What happened to the beauty I had inside of me?
Time, time, time, time, time, time
Won’t leave me as I am…
But time won’t take the boy out of this man…
The more you know the less you feel
Some pray for – others steal
Blessings are not just for the ones who kneel
Luckily…luckily we don’t believe in luck…
Grace abounds…grace abounds…grace abounds…
Like me, Bono has wrestled with the world-affirming and world-denying in voices like that of Chinese mystic and church planter Watchman Nee. And like me, he’s had to say that what traditional Christianity has meant by “the world” we were meant to “come out of” and what Jesus (and Paul, and others) meant by this enigmatic phrase are two completely different – indeed, opposite – things.
Jesus was referring to the world of principalities and powers, those inhuman and dehumanizing forces of religion and empire. He wasn’t referring to culture-as-such, and certainly not to planet earth. Millions of friends-of-God are awakening to the reality that we live in a God-blessed and God-beloved world that God still thinks is ‘very good,’ however marred by egoic haze and degradation its become. We’re all connected – for life or death.

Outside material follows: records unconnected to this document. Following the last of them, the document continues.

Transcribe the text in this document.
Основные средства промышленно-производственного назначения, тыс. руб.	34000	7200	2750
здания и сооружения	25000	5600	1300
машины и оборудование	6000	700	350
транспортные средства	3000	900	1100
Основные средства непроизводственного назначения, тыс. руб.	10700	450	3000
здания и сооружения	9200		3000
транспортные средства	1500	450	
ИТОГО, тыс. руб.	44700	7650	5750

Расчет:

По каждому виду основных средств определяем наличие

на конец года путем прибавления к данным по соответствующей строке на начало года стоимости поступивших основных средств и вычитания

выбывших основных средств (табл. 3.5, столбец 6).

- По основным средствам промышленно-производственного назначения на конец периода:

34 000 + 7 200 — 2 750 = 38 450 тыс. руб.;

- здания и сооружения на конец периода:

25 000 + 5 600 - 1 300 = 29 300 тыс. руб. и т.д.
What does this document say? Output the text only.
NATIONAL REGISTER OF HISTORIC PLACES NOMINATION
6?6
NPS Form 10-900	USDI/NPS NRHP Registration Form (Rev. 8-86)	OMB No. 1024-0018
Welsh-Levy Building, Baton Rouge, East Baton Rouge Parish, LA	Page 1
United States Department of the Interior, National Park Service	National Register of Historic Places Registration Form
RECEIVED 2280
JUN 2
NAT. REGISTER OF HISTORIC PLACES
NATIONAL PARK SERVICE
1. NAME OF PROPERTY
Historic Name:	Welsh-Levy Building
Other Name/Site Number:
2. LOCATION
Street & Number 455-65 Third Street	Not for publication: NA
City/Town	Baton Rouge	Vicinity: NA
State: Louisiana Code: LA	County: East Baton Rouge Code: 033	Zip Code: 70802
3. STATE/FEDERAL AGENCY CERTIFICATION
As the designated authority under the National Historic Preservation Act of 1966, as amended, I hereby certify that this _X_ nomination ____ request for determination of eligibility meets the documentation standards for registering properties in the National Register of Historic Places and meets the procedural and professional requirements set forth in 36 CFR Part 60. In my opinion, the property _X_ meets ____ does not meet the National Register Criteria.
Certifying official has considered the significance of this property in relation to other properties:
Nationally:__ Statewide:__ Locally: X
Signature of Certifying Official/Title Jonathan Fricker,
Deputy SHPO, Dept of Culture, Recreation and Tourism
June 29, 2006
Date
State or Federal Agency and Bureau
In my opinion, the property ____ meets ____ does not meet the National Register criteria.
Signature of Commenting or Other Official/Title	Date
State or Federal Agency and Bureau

As the US Episcopal Presiding Bishop Katharine Jefferts Schori recently remarked, the idea of solely personal salvation is heresy. Our redemption begins in this world, its social and public as well as personal – at this stage, in 2012, salvation is planetary in scope. The ecology of new creation needs to be rooted in every aspect of our beings, from creative work to re-creation.
Bottom-line: God is love. Love is orthodoxy. (Agapetheism, as my friend Kevin Beck likes to put it) It’s God’s kindness that leads to repentance, not the big stick that you imagine God’s holiness to be. Let’s join together in the Great Work of our age – becoming the leaves of the Tree of Life for the healing of our relationships, our neighborhoods, our ecosystems, our economies – in short, our world. This begins, as Brennan Manning says, with healing our image of God – and the ones God loves. Which is all of us. God brings abundant blessings…not just for the ones who kneel. May we model this same lavish, indiscriminate, sloppy, positively promiscuous love.
Amen and amen.
PS: What songs, art, poetry and cultural artifacts remind you of God’s blessing breaking out of the confines of empire and religion?